Elle entra pourtant. Quelques personnes, d’une tenue assez négligée, lisaient de petites affiches manuscrites fixées sur les murs: d’un côté, les appartements à louer; de l’autre, les maisons et les terres à vendre. Son cœur se serra à la pensée que le nom de son vieux domaine serait cloué là, sur ce plâtre sale, comme au pilori.
Un petit homme rondelet, au poil gris, faussement affable et souriant vint au devant d’elle.
—C’est à M. Nèche que je veux parler.
—Mon fils sera à vous dans quelques instants.
Il désignait, d’une main courte chargée de bagues, un petit salon séparé du vestibule par une boiserie.
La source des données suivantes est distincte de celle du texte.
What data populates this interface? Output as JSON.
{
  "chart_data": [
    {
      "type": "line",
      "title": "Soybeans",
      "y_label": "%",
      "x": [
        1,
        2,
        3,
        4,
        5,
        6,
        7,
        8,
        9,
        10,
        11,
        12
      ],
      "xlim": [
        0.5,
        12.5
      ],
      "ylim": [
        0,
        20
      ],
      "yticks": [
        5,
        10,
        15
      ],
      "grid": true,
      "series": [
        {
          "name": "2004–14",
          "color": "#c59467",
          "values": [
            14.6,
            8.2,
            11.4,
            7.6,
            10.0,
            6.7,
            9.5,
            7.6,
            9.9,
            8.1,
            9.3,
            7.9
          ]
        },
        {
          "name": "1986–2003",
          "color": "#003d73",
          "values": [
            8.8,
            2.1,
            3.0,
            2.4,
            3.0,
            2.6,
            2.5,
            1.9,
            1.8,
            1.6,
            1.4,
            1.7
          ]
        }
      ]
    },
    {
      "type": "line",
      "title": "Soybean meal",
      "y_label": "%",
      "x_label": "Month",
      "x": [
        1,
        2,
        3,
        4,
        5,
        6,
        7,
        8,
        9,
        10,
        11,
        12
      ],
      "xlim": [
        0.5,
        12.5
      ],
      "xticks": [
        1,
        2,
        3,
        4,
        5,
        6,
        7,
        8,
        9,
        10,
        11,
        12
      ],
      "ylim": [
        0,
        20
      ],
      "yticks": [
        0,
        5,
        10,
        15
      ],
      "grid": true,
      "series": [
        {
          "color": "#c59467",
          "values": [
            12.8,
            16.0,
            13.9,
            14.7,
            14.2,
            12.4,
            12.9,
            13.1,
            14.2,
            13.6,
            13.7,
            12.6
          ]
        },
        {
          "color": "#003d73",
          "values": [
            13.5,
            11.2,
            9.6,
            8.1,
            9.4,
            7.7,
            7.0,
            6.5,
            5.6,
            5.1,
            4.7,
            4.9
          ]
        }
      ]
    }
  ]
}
On entendit quelques éclats de voix, puis la porte s’ouvrit devant un laitier en blouse bleue, dont la carriole était arrêtée le long du trottoir. Un grand garçon brun, basané, le nez fortement accusé et la barbe noire, parut derrière lui: une figure de Judas dont un peintre aurait pu tirer d’assez beaux effets. Il fit signe à Paule que c’était son tour.
Elle s’expliqua en quelques phrases, avec des contractions de la gorge qui hachaient ses mots. Il s’était assis en face d’elle, de l’autre côté d’un bureau crasseux chargé de papiers. Un papillon de gaz grésillait sur eux.
Dès qu’elle s’arrêta, il l’étourdit d’un flot de paroles. Il parla de ventes qu’il avait faites: un château historique, le mois précédent, avec un mobilier que les antiquaires de Paris s’étaient disputé.
Elle l’interrompit:
—Mais je ne veux pas vendre mes meubles.